Un año más, en Santa Eulalia de Tábara se celebró una charla sobre las acciones que se están desarrollando en el yacimiento de «El Castillón». Tanto el director de la excavación, José Sastre, como la técnico Patricia Fuentes explicaron las características principales de este castro enclavado junto al río Esla, y que forma parte de la Ruta Jacobea de la plata, el llamado camino mozárabe que se dirige a Santiago de Compostela. En la sala, la afluencia de público fue notoria y el interés y expectación máximos, ya que se desvelaban las singularidades de un asentamiento humano no lejos de su localidad. Se mostraron a través de una serie de imágenes una amplia colección de cerámicas (de alta y baja calidad), ajuares, vidrio y metales, que permiten calibrar que este asentamiento de la tardo-antigüedad tuvo una prolongada actividad humana. Esta colección se deposita en el Museo Arqueológico de Zamora. En cada nueva campaña, con los escasos recursos con los que cuenta la Asociación Zamora Protohistórica y la inestimable ayuda de voluntarios de otros países de Europa y de América (jóvenes arqueólogos en su mayoría) se ha descubierto la existencia de un horno, un almacén, diversas zonas de habitación y se ha delimitado la extensión del castro, sus accesos y su gruesa muralla.

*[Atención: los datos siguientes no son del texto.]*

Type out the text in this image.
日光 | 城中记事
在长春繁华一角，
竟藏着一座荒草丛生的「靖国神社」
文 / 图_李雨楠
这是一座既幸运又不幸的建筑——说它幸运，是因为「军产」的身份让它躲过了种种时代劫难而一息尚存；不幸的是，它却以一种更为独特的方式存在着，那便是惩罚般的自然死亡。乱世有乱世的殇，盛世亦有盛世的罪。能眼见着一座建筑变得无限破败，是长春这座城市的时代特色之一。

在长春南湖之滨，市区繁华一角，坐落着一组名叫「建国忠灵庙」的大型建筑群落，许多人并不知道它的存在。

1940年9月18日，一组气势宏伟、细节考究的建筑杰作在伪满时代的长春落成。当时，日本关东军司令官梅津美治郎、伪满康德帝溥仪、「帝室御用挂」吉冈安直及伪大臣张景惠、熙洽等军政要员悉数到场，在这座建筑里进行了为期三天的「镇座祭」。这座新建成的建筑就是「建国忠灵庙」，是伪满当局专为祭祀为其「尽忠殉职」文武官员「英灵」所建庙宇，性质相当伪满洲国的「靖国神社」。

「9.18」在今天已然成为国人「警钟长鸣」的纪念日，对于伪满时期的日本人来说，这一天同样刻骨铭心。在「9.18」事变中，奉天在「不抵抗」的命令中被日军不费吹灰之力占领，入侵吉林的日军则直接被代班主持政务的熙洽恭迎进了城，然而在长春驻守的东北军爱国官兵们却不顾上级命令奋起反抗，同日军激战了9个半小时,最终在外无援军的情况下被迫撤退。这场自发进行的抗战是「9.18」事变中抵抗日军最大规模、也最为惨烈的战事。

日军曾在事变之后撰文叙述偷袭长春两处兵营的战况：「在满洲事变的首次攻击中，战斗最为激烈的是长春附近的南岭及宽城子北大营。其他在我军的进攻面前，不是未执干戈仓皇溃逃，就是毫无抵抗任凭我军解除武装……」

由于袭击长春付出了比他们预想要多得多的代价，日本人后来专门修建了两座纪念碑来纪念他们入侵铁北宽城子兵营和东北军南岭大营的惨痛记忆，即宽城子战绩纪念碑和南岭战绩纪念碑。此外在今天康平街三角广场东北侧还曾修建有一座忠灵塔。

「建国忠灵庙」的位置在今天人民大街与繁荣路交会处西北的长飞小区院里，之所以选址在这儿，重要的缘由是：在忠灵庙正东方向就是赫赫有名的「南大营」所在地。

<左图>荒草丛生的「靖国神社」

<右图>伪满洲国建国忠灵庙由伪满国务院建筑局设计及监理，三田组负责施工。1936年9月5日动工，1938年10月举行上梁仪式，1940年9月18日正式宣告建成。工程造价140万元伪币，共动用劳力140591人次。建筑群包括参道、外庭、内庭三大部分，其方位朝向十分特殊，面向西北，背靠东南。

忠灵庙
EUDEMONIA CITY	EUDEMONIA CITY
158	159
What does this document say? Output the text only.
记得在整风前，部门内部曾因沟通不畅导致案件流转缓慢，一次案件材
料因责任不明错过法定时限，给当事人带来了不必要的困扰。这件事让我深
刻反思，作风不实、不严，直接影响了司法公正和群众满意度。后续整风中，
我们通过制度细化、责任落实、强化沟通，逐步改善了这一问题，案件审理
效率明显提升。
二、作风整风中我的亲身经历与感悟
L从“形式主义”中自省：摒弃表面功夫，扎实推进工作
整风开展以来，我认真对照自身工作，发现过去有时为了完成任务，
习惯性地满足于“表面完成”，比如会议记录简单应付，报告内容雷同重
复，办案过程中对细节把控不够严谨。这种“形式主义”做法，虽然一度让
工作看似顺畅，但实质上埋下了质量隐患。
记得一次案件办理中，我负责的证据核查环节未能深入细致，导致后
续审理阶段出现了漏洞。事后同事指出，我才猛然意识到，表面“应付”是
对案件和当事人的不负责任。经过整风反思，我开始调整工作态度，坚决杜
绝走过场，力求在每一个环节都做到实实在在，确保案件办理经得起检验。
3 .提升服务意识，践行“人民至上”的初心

Esta profundización cada vez mayor en lo que es el conocimiento de un hábitat tan singular, nos acerca a unos modos de vida que distan mucho de ser los actuales y que, a su vez, pertenecen a poblaciones humanas de las que todavía sabemos poco. El proyecto revela, así mismo, que con escasos medios se puede hacer mucho (nunca lo suficiente) a la hora de seguir indagando y contribuyendo, desde la arqueología, a reflejar lo que fue la existencia de quienes nos precedieron. Y cómo, por incomprendida que esté, ostenta un enorme atractivo para el público porque de algún modo se reconoce que estos restos pertenecen a una cultura material de la que se sienten herederos. Sin embargo, las políticas que se siguen no facilitan la labor de los historiadores, salvo en casos muy puntuales, porque se entiende como un arte menor. El trabajo y la labor desarrollada en «El Castillón», así y todo, nos indica que actividad arqueológica no está reñida con las necesidades inmediatas ni con una latente sed de conocimiento que las personas tenemos por comprender nuestros orígenes.